Heteroatom-induced domain electrostatic potential difference in ZnIn2S4 nanosheets for efficient charge separation and boosted photocatalytic overall water splitting

Abstract

Visible-light-driven photocatalytic overall pure water splitting is still a challenge, especially with single-component photocatalysts. Herein, ultrathin ZnIn₂S₄ nanosheets with Al doping (Al-ZIS) were fabricated via a one-step solvothermal method with magnetic stirring and could realize stoichiometric H₂ and O₂ evolution in pure water. The introduction of Al atoms not only adjusted the electronic configuration and improved the carrier density of atomic layers but also accelerated the separation efficiency of photogenerated charge carriers due to the formation of a domain electrostatic potential difference. Moreover, the positive charge enriched Al atoms are favorable for the adsorption of H₂O molecules, which greatly boost the oxygen evolution reaction (OER) process on the Al-ZIS nanosheets.
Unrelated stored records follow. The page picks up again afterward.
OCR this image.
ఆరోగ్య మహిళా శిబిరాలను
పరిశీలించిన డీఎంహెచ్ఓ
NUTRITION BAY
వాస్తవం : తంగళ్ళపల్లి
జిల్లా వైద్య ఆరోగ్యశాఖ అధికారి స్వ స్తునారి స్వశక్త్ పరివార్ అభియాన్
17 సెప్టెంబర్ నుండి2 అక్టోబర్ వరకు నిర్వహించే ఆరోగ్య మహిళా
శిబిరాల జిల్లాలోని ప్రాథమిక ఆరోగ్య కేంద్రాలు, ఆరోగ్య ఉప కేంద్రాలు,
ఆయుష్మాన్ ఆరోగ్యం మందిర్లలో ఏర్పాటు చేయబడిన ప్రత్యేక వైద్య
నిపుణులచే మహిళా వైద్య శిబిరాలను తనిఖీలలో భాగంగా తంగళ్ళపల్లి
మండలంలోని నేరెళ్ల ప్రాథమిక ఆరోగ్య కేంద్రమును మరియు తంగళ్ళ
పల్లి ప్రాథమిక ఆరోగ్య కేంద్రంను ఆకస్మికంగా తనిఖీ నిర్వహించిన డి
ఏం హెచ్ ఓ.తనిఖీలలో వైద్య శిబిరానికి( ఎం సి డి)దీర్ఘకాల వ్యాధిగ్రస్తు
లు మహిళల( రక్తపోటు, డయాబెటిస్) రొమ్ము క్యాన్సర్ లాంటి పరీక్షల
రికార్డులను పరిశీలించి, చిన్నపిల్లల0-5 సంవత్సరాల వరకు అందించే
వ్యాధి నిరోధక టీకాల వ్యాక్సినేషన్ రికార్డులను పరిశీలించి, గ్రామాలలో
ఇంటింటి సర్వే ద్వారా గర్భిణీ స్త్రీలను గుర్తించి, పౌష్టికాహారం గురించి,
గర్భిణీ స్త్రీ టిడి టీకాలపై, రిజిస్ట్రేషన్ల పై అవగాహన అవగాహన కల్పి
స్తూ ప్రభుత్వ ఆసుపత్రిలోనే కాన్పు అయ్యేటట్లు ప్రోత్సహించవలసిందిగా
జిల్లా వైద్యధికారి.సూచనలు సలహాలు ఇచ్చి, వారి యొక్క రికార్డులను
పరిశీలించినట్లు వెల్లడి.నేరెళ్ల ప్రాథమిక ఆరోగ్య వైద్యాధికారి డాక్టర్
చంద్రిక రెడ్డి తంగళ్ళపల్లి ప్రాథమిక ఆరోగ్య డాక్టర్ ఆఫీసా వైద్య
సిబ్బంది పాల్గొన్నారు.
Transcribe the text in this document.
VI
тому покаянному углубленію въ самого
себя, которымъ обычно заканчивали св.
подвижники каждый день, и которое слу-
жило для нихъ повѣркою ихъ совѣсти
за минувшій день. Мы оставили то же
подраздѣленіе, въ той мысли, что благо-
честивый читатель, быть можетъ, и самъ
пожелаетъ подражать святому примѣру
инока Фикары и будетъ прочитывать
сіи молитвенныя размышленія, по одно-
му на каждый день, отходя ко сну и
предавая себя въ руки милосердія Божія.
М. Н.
As a result, the photocatalysts achieved average H₂ and O₂ evolution rates of 77.2 and 35.3 μmol g⁻¹ h⁻¹, respectively, under visible-light irradiation and an apparent quantum yield (AQE) of 1.61% at 420 nm. This study provides new insights for introducing a heteroatom strategy to prepare other high-performance single-component photocatalysts for overall water splitting.